The churchyard at Kinfauns stands on the northern slopes of the valley of the River Tay just over three miles east of the centre of Perth. In modern times the dual carriageway A90 has displaced the River Tay as the most obvious feature in the valley below, and it is worth remembering that for most of the 600 years that a church has stood on this hillside, this would have been a very much quieter place than it is today.
You reach the churchyard by a minor road north of the A90. Don't try to park near the first, eastern, gate you come to. Instead carry on past a couple more cottages until you reach the parking area once used by the congregation of the imposing, though now disused and boarded up, parish church. This was built in 1870 to a design by the architect Andrew Heiton: it's not clear when it fell out of use.
The "new" 1870 church stands in a western extension of an existing churchyard. This surrounded an earlier church, apparently built in the 1400s and remodelled after the Reformation. Today the old church survives as an oblong shape largely covered in ivy and occupied by bushes striving to become trees. The vegetation obscures any remaining detail of the building itself, especially during summer.

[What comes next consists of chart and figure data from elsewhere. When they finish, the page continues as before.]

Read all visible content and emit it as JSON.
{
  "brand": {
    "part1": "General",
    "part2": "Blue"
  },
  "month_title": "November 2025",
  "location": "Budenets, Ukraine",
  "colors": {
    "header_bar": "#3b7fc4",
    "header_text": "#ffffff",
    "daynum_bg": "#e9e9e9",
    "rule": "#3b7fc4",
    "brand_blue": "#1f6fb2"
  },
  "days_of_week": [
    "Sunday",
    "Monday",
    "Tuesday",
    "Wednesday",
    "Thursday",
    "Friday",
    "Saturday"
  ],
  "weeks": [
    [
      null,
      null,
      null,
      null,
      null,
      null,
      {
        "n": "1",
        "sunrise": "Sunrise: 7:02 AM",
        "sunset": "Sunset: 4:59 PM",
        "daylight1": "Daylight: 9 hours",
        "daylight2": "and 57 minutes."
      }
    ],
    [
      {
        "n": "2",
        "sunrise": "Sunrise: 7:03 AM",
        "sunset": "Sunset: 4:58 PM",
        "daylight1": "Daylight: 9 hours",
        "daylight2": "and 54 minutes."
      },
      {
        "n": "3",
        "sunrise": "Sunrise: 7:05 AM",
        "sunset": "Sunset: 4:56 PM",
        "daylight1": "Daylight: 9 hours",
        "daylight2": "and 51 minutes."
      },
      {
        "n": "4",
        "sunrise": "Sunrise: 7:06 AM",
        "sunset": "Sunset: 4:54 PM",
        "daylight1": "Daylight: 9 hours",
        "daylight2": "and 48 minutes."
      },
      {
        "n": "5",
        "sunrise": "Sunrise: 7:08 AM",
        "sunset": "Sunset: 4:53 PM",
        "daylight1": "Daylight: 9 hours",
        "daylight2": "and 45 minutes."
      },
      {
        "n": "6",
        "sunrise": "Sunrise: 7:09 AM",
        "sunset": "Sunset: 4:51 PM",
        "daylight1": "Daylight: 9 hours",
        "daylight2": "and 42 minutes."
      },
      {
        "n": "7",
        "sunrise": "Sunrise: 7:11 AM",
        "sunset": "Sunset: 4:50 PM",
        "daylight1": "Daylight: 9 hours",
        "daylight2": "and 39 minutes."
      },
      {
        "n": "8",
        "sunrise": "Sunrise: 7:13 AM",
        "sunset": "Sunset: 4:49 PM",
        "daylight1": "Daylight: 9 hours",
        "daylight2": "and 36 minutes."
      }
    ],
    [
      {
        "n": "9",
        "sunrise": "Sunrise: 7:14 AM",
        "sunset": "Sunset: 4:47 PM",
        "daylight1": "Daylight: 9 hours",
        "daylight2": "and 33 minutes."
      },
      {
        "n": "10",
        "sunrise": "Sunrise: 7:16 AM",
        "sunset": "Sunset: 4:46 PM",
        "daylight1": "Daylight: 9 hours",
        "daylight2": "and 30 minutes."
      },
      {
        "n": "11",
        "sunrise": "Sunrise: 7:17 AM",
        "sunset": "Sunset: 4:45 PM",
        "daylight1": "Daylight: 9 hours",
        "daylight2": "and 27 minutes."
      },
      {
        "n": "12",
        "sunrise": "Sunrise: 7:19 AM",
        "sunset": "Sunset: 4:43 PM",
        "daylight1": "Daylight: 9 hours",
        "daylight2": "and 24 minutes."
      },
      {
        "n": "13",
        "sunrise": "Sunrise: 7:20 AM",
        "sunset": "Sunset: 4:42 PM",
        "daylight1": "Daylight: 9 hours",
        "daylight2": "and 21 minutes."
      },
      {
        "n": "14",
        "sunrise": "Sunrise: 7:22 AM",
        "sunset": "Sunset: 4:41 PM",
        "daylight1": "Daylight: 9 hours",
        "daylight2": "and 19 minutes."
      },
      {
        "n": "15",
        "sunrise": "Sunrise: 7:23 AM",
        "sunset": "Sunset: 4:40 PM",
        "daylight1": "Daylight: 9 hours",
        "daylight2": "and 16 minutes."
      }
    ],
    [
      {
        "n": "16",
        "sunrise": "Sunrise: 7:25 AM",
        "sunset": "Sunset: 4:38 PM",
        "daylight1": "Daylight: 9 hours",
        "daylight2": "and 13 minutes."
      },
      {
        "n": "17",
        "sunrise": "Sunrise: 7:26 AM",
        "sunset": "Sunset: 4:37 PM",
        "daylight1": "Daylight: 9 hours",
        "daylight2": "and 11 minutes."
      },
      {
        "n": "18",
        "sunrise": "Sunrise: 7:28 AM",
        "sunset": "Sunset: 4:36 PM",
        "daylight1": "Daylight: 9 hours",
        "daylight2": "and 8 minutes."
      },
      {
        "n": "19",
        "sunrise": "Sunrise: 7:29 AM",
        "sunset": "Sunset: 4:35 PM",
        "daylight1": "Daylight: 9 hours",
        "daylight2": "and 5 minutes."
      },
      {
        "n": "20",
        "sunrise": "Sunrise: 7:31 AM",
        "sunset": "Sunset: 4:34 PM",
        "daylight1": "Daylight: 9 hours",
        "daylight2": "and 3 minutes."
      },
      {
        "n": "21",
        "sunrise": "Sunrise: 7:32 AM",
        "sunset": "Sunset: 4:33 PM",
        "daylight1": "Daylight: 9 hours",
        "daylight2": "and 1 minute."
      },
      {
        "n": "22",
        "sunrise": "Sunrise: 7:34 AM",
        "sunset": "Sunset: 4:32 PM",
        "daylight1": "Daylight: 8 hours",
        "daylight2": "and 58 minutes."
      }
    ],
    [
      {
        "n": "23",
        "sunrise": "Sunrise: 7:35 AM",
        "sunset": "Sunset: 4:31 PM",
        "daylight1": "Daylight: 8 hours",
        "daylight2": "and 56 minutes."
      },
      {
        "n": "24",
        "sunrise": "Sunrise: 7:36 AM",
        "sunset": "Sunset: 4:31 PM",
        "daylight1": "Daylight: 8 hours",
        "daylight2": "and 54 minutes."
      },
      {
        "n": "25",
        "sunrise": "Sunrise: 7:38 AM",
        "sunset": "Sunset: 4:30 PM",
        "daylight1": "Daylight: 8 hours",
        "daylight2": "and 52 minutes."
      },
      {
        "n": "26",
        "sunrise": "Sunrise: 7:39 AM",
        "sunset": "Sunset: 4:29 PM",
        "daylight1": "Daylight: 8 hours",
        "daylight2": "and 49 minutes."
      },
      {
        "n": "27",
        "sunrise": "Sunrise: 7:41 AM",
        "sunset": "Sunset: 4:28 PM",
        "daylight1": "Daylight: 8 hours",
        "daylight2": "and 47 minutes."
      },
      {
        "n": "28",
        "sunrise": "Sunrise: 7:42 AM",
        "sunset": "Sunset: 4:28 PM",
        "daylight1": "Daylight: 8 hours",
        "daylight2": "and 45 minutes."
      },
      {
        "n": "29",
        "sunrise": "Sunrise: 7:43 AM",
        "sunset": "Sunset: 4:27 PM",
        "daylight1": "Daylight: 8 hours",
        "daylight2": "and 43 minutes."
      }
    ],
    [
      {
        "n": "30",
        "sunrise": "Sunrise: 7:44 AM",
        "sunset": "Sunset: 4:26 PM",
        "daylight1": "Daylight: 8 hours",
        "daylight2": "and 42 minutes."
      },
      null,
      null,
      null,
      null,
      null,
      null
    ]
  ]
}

Surviving rather better is the Charteris Aisle. This was built in 1598 as a southern aisle on the old church. It would originally have opened out into the body of the church through an arch and provided exclusive seating for the Charteris family of Kinfauns during services, and a place for them to be buried. When the old church was unroofed, presumably after the opening of the new church in 1870, the arch was filled in, turning the Charteris Aisle into the enclosed, nearly square, building you see today. Panels inside the aisle carry eroded crests of the Charteris and Chisholm families.
Next to the east gate of the churchyard is a watchhouse, built at the start of the 1800s to help protect newly interred corpses from graverobbers. The only other building in the churchyard is a mausoleum built in 1877 against the north wall by the Lowson family of Balthayock.
Kinfauns Churchyard is home to an interesting collection of gravestones dating from the 1700s. Many of the best can be found to the south of the old church. They include an Adam and Eve gravestone dated 1782 (and so named because it carries a depiction of the Biblical story). There is also a superb gravestone of a fisherman nearby. This carries carvings of a boat and oars, and of two fish, one in the bottom of the boat and another above it. Another stone, in memory of "WS", carries images associated with the weaving trade, including a loom and a shuttle.
Near the north wall of the later part of the churchyard is a rare surviving example of an immortelle, a complex china figure standing on the grave incorporating figures, foliage and birds, covered by a glass dome and protected by a wire outer cover. Extremely fragile, these date back to the Victorian era and very few now survive intact.